A shopping center at Paseo del Volcan and Westphalia Boulevard is one step closer after the Rio Rancho Governing Body meeting Thursday night.
During the meeting at City Hall, governing body members unanimously approved changing the land-use zoning of 9.3 acres northwest of the intersection to retail from mixed-use residential. The State Land Office owns the parcel and much of the land around it, and last year, took public input on whether to sell it for retail development. Mayor Gregg Hull voted in the absence of City Councilor Jeremy Lenentine.
Jim Strozier of Consensus Planning, agent for the State Land Office, said the zoning change, accompanied by an amendment to the area’s master plan, was part of the refinement of a 23.5-acre parcel for the shopping center. He didn’t say what stores might be there, and developers often don’t know which businesses will come until much later in the process.
“This is something that’s well-needed, and I’m really excited to see what’s going to transpire over there at that corner,” said City Councilor Bob Tyler.
“I think we’re all going to be really, really happy when we see this get underway,” he said.
In another matter, governing body members unanimously approved a site plan for an RV storage lot at the corner of NM 528 and Rockaway Boulevard.
Stephen Litsas, agent for property owner Macritchie Storage Ventures, said the facility would be paved and have about 405 covered RV parking places, as well as washing and dump stations. The main entrance is expected to be off Rockaway, west of the existing commercial center.
Two residents of the adjoining neighborhood, Suzanne Santillanes and Suzanne Walters, protested that they wanted a business for their children in the space, washing RVs would use too much water and they were concerned about pollution from washing the vehicles and from owners dumping wastewater from them.
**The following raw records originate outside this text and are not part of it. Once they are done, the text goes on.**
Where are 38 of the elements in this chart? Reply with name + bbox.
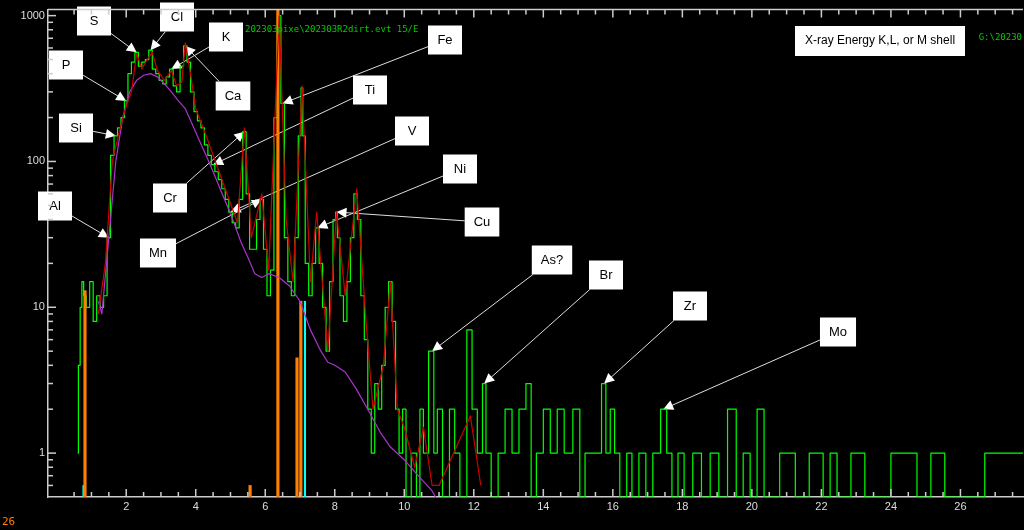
annotation: Cl bbox=[170, 8, 184, 24]
x-tick-label: 24 bbox=[884, 499, 898, 512]
x-tick-label: 8 bbox=[331, 499, 338, 512]
annotation: Mn bbox=[148, 244, 168, 260]
annotation: X-ray Energy K,L, or M shell bbox=[805, 33, 956, 48]
x-tick-label: 14 bbox=[537, 499, 550, 512]
x-tick-label: 4 bbox=[192, 499, 199, 512]
x-tick-label: 26 bbox=[954, 499, 967, 512]
annotation: Al bbox=[49, 197, 61, 213]
annotation: Fe bbox=[437, 31, 453, 47]
annotation: Cu bbox=[473, 213, 491, 229]
annotation: Zr bbox=[683, 297, 697, 313]
annotation: Ca bbox=[224, 87, 243, 103]
annotation: Si bbox=[70, 119, 82, 135]
annotation: S bbox=[89, 12, 99, 28]
x-tick-label: 18 bbox=[676, 499, 689, 512]
x-tick-label: 12 bbox=[467, 499, 480, 512]
annotation: V bbox=[407, 122, 417, 138]
annotation: Ti bbox=[364, 81, 376, 97]
y-tick-label: 10 bbox=[32, 300, 45, 313]
x-tick-label: 10 bbox=[398, 499, 411, 512]
x-tick-label: 22 bbox=[815, 499, 828, 512]
text: 26 bbox=[2, 514, 16, 528]
annotation: As? bbox=[540, 251, 564, 267]
annotation: G:\20230 bbox=[978, 32, 1022, 43]
annotation: Mo bbox=[828, 323, 848, 339]
annotation: Br bbox=[599, 266, 614, 282]
x-tick-label: 16 bbox=[606, 499, 619, 512]
annotation: K bbox=[221, 28, 231, 44]
x-tick-label: 2 bbox=[123, 499, 130, 512]
annotation: P bbox=[61, 56, 71, 72]
x-tick-label: 20 bbox=[745, 499, 758, 512]
y-tick-label: 1 bbox=[38, 446, 45, 459]
y-tick-label: 1000 bbox=[20, 8, 45, 21]
annotation: Ni bbox=[453, 160, 467, 176]
x-tick-label: 6 bbox=[262, 499, 269, 512]
annotation: Cr bbox=[163, 189, 178, 205]
y-tick-label: 100 bbox=[26, 154, 45, 167]
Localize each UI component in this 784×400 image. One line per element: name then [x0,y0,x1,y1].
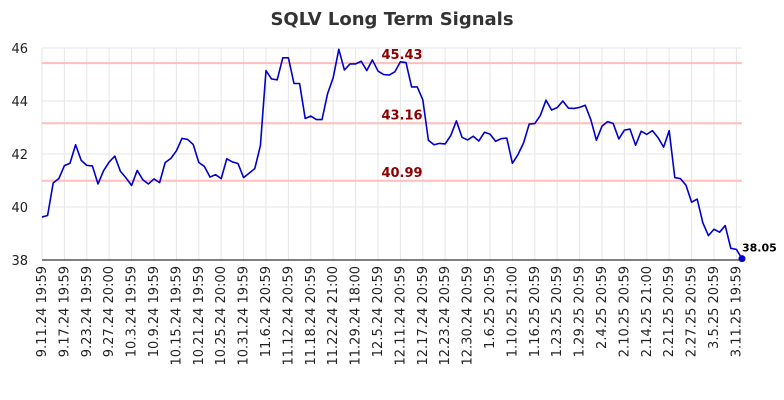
series-line [41,48,743,260]
reference-line-label: 45.43 [381,48,422,63]
x-tick-label: 1.29.25 20:59 [573,266,588,357]
x-tick-label: 9.27.24 20:00 [102,266,117,357]
y-tick-label: 38 [11,254,28,269]
series-layer [41,48,746,263]
label-layer: 45.43 43.16 40.99 38.05 [381,48,776,255]
last-point-marker [738,255,746,263]
x-tick-label: 1.6.25 20:59 [483,266,498,349]
x-tick-label: 10.25.24 20:00 [214,266,229,366]
x-tick-label: 10.21.24 19:59 [192,266,207,366]
last-value-label: 38.05 [742,242,777,255]
x-tick-label: 1.16.25 20:59 [528,266,543,357]
x-tick-label: 2.27.25 20:59 [685,266,700,357]
reference-line-label: 43.16 [381,108,422,123]
chart-title: SQLV Long Term Signals [270,9,513,30]
x-tick-label: 2.4.25 20:59 [595,266,610,349]
x-tick-label: 12.23.24 20:59 [438,266,453,366]
y-tick-label: 42 [11,148,28,163]
y-tick-label: 44 [11,95,28,110]
reference-line-label: 40.99 [381,166,422,181]
x-tick-label: 12.17.24 20:59 [416,266,431,366]
x-tick-label: 3.5.25 20:59 [707,266,722,349]
x-tick-label: 11.22.24 21:00 [326,266,341,366]
x-tick-label: 9.23.24 19:59 [80,266,95,357]
y-tick-label: 40 [11,201,28,216]
x-tick-label: 10.3.24 19:59 [125,266,140,357]
y-tick-label: 46 [11,42,28,57]
x-tick-label: 10.15.24 19:59 [169,266,184,366]
x-tick-label: 3.11.25 19:59 [729,266,744,357]
axes: 38 40 42 44 46 9.11.24 19:59 9.17.24 19:59 9.23… [11,42,744,366]
x-tick-label: 2.21.25 20:59 [662,266,677,357]
x-tick-label: 11.6.24 20:59 [259,266,274,357]
x-tick-label: 2.10.25 20:59 [617,266,632,357]
x-tick-label: 1.23.25 20:59 [550,266,565,357]
x-tick-label: 10.9.24 19:59 [147,266,162,357]
x-tick-label: 11.12.24 20:59 [281,266,296,366]
grid-layer [41,47,742,261]
x-tick-label: 11.18.24 20:59 [304,266,319,366]
x-tick-label: 1.10.25 21:00 [505,266,520,357]
x-tick-label: 12.5.24 20:59 [371,266,386,357]
x-tick-label: 9.17.24 19:59 [57,266,72,357]
x-tick-label: 12.30.24 20:59 [461,266,476,366]
x-tick-label: 12.11.24 20:59 [393,266,408,366]
x-tick-label: 11.29.24 18:00 [349,266,364,366]
reference-lines [42,62,742,182]
x-tick-label: 2.14.25 21:00 [640,266,655,357]
x-tick-label: 10.31.24 19:59 [237,266,252,366]
x-tick-label: 9.11.24 19:59 [35,266,50,357]
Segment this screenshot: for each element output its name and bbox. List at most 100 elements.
Litsas said RV washing would use less water than a retail establishment, the property had been vacant for decades with no other proposed use and the wash water and sewage from RVs would go into the city sewer system. He expects four vehicles per day to come and go from the facility.
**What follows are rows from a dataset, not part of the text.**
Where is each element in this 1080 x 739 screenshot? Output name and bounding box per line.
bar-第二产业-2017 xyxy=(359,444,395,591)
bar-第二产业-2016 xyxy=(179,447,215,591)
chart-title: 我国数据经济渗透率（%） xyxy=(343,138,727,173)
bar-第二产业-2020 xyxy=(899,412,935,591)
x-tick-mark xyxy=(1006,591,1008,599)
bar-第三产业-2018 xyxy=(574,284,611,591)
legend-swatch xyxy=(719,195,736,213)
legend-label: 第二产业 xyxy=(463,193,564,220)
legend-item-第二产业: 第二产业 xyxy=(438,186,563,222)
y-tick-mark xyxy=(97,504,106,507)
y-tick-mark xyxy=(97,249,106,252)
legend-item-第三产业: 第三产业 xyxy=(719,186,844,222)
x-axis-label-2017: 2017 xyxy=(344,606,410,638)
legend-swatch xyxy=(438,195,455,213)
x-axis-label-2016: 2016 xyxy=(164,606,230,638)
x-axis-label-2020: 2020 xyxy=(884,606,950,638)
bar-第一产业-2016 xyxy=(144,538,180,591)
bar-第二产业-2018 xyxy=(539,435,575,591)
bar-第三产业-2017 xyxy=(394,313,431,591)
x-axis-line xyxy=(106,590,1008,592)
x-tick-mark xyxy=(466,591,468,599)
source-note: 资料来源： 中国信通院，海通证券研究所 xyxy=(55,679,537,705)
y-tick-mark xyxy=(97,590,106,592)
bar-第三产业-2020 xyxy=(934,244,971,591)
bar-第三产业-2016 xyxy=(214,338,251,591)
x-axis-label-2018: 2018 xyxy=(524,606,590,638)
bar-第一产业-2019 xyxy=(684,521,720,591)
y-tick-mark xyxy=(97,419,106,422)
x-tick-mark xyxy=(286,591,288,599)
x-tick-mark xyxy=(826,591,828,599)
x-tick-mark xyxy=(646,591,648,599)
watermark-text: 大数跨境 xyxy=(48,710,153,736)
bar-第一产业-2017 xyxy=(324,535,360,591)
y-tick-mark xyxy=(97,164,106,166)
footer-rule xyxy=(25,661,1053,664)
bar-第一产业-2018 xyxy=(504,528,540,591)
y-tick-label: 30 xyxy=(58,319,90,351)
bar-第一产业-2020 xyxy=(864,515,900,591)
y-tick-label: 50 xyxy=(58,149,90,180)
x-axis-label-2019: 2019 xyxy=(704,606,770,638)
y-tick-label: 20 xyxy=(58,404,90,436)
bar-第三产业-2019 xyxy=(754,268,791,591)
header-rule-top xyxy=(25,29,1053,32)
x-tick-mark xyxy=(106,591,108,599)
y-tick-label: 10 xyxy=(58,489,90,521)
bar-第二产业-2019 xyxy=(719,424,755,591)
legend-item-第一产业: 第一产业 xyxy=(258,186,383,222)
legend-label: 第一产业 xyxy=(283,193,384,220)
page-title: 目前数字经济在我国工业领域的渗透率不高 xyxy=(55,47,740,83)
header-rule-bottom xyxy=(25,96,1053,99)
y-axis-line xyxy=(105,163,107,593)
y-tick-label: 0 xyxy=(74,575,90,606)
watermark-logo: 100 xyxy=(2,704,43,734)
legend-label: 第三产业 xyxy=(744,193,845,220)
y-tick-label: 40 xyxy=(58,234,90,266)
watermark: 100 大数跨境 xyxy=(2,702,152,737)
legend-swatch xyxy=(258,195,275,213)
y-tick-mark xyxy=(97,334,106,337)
City Councilor Paul Wymer said RV storage had since at least 1989 been a permissive use of the land, which was zoned for manufacturing and commercial use.
“My opinion is that this is a pretty low-intensity use,” he said.
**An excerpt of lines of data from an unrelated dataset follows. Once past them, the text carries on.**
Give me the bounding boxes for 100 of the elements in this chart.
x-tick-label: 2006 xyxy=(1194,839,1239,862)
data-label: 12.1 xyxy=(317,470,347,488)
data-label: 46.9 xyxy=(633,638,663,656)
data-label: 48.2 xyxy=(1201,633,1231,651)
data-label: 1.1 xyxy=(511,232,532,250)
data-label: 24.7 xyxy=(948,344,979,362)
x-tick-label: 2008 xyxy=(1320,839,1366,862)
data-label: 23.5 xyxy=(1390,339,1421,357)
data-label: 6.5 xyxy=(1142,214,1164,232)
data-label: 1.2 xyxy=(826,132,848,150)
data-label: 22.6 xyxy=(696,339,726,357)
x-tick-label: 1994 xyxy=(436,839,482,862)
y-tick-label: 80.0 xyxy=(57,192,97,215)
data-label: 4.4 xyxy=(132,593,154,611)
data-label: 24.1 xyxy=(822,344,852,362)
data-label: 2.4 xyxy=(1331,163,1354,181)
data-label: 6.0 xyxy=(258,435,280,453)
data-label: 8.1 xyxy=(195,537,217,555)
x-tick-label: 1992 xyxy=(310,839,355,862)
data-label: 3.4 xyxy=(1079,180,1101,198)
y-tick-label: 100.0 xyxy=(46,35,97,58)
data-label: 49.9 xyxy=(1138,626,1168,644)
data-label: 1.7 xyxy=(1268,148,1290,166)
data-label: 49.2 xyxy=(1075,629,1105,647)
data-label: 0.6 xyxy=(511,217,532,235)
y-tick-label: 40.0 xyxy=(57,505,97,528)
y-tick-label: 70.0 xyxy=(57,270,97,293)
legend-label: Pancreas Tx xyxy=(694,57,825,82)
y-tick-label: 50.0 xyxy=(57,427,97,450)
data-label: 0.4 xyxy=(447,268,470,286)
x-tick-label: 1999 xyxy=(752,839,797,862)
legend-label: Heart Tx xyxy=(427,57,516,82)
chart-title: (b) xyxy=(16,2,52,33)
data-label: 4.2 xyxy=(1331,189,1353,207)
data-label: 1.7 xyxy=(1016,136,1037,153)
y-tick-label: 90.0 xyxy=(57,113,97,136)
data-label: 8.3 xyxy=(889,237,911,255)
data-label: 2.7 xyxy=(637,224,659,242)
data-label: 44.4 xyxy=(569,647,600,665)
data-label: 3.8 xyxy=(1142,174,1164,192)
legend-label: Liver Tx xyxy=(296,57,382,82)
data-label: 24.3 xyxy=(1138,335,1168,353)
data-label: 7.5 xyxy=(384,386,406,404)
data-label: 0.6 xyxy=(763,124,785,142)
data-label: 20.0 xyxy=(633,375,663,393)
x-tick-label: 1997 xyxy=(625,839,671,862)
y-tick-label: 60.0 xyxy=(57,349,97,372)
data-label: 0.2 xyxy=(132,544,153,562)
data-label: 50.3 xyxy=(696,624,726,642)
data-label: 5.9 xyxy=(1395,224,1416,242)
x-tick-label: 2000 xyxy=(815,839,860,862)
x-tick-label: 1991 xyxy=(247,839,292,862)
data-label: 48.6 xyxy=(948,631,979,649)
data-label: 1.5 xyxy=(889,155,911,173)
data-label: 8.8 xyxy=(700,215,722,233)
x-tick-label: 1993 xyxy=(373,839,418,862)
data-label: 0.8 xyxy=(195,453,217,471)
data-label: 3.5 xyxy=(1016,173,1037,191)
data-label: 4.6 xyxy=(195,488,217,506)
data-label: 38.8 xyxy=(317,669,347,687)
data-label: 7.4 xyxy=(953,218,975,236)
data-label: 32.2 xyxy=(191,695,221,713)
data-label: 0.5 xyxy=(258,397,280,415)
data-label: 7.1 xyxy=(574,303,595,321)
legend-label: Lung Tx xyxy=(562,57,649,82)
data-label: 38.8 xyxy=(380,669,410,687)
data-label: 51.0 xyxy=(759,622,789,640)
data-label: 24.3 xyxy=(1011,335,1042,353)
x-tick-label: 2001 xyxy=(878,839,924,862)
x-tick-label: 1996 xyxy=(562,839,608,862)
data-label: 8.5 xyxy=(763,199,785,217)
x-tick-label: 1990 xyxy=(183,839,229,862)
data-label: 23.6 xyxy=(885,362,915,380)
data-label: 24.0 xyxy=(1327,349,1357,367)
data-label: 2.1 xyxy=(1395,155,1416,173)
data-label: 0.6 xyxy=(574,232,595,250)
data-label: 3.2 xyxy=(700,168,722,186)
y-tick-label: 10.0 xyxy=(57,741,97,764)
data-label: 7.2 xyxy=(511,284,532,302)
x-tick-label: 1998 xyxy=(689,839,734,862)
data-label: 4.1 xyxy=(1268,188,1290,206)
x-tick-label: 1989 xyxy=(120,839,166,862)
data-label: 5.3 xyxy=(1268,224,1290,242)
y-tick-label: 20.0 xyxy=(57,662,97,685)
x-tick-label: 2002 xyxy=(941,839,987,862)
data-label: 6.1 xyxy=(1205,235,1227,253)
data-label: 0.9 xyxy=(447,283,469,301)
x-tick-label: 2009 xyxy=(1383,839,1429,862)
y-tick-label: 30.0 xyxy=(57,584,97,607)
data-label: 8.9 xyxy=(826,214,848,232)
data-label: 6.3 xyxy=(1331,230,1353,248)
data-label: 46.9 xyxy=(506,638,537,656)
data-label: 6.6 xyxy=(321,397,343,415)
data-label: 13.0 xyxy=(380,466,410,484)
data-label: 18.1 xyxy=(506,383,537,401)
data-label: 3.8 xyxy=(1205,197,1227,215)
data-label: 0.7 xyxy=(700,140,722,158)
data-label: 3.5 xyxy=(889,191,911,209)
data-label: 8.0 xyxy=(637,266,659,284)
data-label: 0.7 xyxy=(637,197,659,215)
Businesses the zoning allows include adult-only bookstores or theaters, concrete-batching plants and sheet-metal sales.
“While you might want something else (here), you could get something else that’s a whole lot worse,” Wymer said.
Hull said the governing body needed an overwhelming reason to deny the site plan or the move would be taking property rights.
In other business, the governing body approved a site plan for Brew Lab 101 to make its back-patio seating area permanent and OK’d the consent agenda, which included a budget adjustment for replacing the Esther Bone Memorial Library roof.